Este único e verdadeiro Deus, por sua bondade e por sua "virtude
onipotente", não para adquirir nova felicidade ou para
aumentá-la, mas a fim de manifestar a sua perfeição pelos
bens que prodigaliza às criaturas, com vontade plenamente
livre, "criou simultaneamente no início do tempo ambas
as criaturas do nada: a espiritual e a corporal, ou seja,
os anjos e o mundo; e em seguida a humana, constituída de
espírito e corpo" [IV Concílio de Latrão].
1784.
Tudo o que Deus criou, conserva-o e governa-o com sua providência,
atingindo fortemente desde uma extremidade a outra, e dispondo
de todas as coisas com suavidade [cf. Sab 8,1].

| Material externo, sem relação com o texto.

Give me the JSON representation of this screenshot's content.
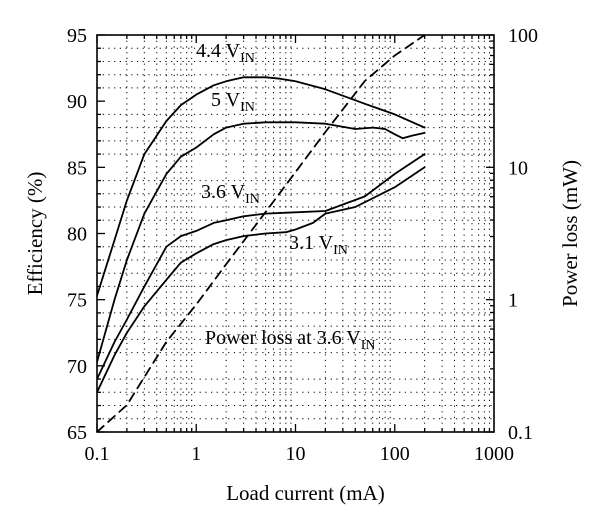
{
  "chart_data": {
    "type": "line",
    "xlabel": "Load current (mA)",
    "ylabel_left": "Efficiency (%)",
    "ylabel_right": "Power loss (mW)",
    "x_scale": "log",
    "xlim": [
      0.1,
      1000
    ],
    "ylim_left": [
      65,
      95
    ],
    "ylim_right": [
      0.1,
      100
    ],
    "y_right_scale": "log",
    "grid": "dotted",
    "x_ticks": [
      "0.1",
      "1",
      "10",
      "100",
      "1000"
    ],
    "y_left_ticks": [
      "65",
      "70",
      "75",
      "80",
      "85",
      "90",
      "95"
    ],
    "y_right_ticks": [
      "0.1",
      "1",
      "10",
      "100"
    ],
    "series": [
      {
        "name": "4.4 V_IN",
        "axis": "left",
        "style": "solid",
        "label_main": "4.4 V",
        "label_sub": "IN",
        "x": [
          0.1,
          0.15,
          0.2,
          0.3,
          0.5,
          0.7,
          1,
          1.5,
          2,
          3,
          5,
          7,
          10,
          20,
          50,
          100,
          200
        ],
        "y": [
          75.3,
          79.5,
          82.5,
          86.0,
          88.5,
          89.7,
          90.5,
          91.2,
          91.5,
          91.8,
          91.8,
          91.7,
          91.5,
          90.9,
          89.8,
          89.0,
          88.0
        ]
      },
      {
        "name": "5 V_IN",
        "axis": "left",
        "style": "solid",
        "label_main": "5 V",
        "label_sub": "IN",
        "x": [
          0.1,
          0.15,
          0.2,
          0.3,
          0.5,
          0.7,
          1,
          1.5,
          2,
          3,
          5,
          10,
          20,
          40,
          60,
          80,
          100,
          120,
          150,
          200
        ],
        "y": [
          70.3,
          75.0,
          78.0,
          81.5,
          84.5,
          85.8,
          86.5,
          87.5,
          88.0,
          88.3,
          88.4,
          88.4,
          88.3,
          87.9,
          88.0,
          87.9,
          87.5,
          87.2,
          87.4,
          87.6
        ]
      },
      {
        "name": "3.6 V_IN",
        "axis": "left",
        "style": "solid",
        "label_main": "3.6 V",
        "label_sub": "IN",
        "x": [
          0.1,
          0.15,
          0.2,
          0.3,
          0.5,
          0.7,
          1,
          1.5,
          2,
          3,
          5,
          10,
          20,
          50,
          100,
          200
        ],
        "y": [
          69.0,
          71.8,
          73.5,
          76.0,
          79.0,
          79.8,
          80.2,
          80.8,
          81.0,
          81.3,
          81.5,
          81.6,
          81.7,
          82.8,
          84.5,
          86.0
        ]
      },
      {
        "name": "3.1 V_IN",
        "axis": "left",
        "style": "solid",
        "label_main": "3.1 V",
        "label_sub": "IN",
        "x": [
          0.1,
          0.15,
          0.2,
          0.3,
          0.5,
          0.7,
          1,
          1.5,
          2,
          3,
          5,
          8,
          10,
          15,
          20,
          40,
          100,
          200
        ],
        "y": [
          68.0,
          70.8,
          72.5,
          74.5,
          76.5,
          77.8,
          78.5,
          79.2,
          79.5,
          79.8,
          80.0,
          80.1,
          80.3,
          80.8,
          81.5,
          82.0,
          83.5,
          85.0
        ]
      },
      {
        "name": "Power loss at 3.6 V_IN",
        "axis": "right",
        "style": "dashed",
        "label_main": "Power loss at 3.6 V",
        "label_sub": "IN",
        "x": [
          0.1,
          0.2,
          0.5,
          1,
          2,
          5,
          10,
          20,
          50,
          100,
          200
        ],
        "y": [
          0.1,
          0.16,
          0.48,
          0.92,
          1.85,
          4.6,
          9.2,
          18.5,
          45,
          70,
          100
        ]
      }
    ]
  }
}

Pois tudo está nu e descoberto aos seus olhos [Heb
4,13], mesmo os atos dependentes da ação livre das criaturas.
Cap.
II – A Revelação
1785.
A mesma Santa Igreja crê e ensina que Deus, princípio e fim
de todas as coisas, pode ser conhecido com certeza pela luz
natural da razão humana, por meio das coisas criadas; pois
as perfeições invisíveis tornaram-se visíveis depois
da criação do mundo, pelo conhecimento que as suas obras
nos dão dele [Rom 1,20]; mas que aprouve à sua misericórdia
e bondade revelar-se a si e os eternos decretos da sua vontade
ao gênero humano por outra via, e esta sobrenatural, conforme
testemunha o Apóstolo: Havendo Deus outrora falado aos
pais pelos profetas, muitas vezes e de muitos modos, ultimamente,
nestes dias, falou-nos pelo Filho [Heb 1,1 s; cân.
1].
1786.
A esta revelação divina deve-se certamente atribuir o poder
em todos, mesmo nas condições atuais do gênero humano, conhecer
expeditamente, com firme certeza e sem mistura de erro, aquilo
que nas coisas divinas não é de per si inacessível à razão
humana. Contudo, não se deve dizer que a revelação é absolutamente
necessária por este motivo, mas porque Deus, em sua infinita
bondade, ordenou o homem para o fim sobrenatural, isto é,
para participar dos bens divinos, que estão inteiramente acima
da compreensão humana; pois nem os olhos viram, nem os
ouvidos ouviram, nem penetrou no coração do homem, o que
Deus preparou para aqueles que o amam [1 Cor 2,9; cân.
2 e 3].
1787.
Esta revelação sobrenatural, porém, segundo a doutrina da
Igreja universal, definida pelo Concílio Tridentino, está
contida "nos livros e nas tradições não escritas que,
recebidas pelos Apóstolos da boca do próprio Cristo, ou que
transmitidas como que mão em mão pelos próprios Apóstolos
sob a inspiração do Espírito Santo, chegaram até nós"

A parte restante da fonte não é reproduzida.